Should the computer system that globally renowned physicist Stephen Hawking uses to communicate with the world ever fail, software engineer Arun Mehta expects he'll get a call. Hawking — handicapped for decades by a type of motor neuron disease — uses a computer to “talk” through a voice synthesiser.

When Hawking’s aides began scouting for a backup software, Mehta who studied at the Indian Institute of Technology, New Delhi, before obtaining an MS from the US and a doctorate in computer science from Germany, volunteered. In about two years, Mehta produced software that will allow Hawking to type out entire words and sentences with a single button, instead of the full range of buttons on a keyboard.

Mehta has spent the past five years trying to get physically challenged people to begin using computers. He’s taught computer programming skills to blind students in New Delhi — equipping some students with the expertise that would allow them to generate audio-visual content for the blind.

He’s now trying to introduce computers to autistic people. “This is an untapped market — the number of physically challenged people who have the potential to use a computer for a specific purpose with training is very large. I would suspect it runs into tens of millions,” Mehta told KnowHow. The number of people with severe visual impairment is estimated to be 30 million.

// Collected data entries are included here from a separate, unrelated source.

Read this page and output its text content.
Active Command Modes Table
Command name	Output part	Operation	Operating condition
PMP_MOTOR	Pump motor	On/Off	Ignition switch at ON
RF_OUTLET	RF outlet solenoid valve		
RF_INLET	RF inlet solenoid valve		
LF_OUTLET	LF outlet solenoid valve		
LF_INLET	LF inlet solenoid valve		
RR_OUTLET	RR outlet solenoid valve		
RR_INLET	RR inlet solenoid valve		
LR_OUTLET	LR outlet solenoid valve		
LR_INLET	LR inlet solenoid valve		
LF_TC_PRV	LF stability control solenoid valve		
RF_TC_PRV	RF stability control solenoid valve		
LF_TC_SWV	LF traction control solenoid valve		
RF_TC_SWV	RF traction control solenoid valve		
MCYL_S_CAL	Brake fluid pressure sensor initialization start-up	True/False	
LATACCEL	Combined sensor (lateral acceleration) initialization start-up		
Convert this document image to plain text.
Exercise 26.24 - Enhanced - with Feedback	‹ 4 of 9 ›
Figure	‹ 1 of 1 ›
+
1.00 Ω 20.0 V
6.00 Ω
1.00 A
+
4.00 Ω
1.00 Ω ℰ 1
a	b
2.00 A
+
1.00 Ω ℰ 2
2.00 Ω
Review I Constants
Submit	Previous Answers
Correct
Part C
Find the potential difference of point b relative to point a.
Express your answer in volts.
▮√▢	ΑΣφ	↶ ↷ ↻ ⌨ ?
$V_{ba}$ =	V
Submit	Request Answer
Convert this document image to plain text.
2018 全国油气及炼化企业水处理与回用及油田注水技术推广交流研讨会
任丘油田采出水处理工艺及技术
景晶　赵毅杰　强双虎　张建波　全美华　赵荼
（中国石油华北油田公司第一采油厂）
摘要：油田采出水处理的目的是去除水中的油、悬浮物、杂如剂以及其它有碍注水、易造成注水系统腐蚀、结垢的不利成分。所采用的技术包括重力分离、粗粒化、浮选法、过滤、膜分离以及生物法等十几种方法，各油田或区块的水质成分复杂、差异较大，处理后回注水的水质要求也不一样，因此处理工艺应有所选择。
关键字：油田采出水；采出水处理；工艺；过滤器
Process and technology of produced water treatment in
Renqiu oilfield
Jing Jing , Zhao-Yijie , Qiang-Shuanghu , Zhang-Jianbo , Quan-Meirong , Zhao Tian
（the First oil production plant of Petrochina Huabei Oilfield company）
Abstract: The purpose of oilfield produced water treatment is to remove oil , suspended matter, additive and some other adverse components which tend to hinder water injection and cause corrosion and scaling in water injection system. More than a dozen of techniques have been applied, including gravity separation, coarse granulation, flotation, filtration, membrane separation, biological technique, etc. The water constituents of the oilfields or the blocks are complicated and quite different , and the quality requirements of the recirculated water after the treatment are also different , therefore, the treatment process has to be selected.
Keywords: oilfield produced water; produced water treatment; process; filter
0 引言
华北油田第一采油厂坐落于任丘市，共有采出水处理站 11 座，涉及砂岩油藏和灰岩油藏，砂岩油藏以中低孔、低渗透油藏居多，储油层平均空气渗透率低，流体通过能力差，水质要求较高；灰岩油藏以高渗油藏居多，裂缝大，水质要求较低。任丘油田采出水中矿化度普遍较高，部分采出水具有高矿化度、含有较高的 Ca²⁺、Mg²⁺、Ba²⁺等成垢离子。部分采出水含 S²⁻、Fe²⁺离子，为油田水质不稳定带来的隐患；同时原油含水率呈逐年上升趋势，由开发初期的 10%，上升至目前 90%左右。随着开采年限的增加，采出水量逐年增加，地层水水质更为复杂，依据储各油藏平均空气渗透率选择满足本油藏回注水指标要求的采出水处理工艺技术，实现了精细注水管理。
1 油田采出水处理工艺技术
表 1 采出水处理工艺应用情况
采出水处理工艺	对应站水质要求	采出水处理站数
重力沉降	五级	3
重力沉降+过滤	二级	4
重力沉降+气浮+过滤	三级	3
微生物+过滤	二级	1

Computers could benefit others with disabilities too — for instance, spastic children who’ve been denied conventional school education because they could not speak or write well enough for the teacher to understand. “That gap could be filled by software that allows a three-year old to learn to read and write and use the text-to-speech capability to speak,” Mehta said.

Encouraged by an interactive session in Dehra Dun last year, Mehta hopes to conduct a series of computer workshops for autistic children in New Delhi and Uttaranchal in the coming months.

“We’re exploring how autistic children can interact with computers,” said Saswati Singh, founder director of Inspiration, a non-government organisation in New Delhi engaged in working with people with intellectual disabilities.

“Our observations so far are encouraging,” Singh told KnowHow. Autistic children typically have problems in communication and social interaction. “But they appear to interact better with computers than with people. One 14-year-old girl with autism demonstrated this when she typed out a message that she had been unable to articulate verbally.

But the session in Dehra Dun — captured in a film A is for autism… M is for mouse by filmmaker Juliet Reynolds — has also revealed obstacles. Autistic children can display hypersensitive responses to stimuli and some participants appeared uncomfortable with the glare of the computer.

“We’ll need to address such obstacles through research,” said Mehta. While the typical software companies rake in their dollars through standard software — exploiting India’s software skills and the low cost — Mehta has avoided that path. “That kind of work gets terribly boring,” he said.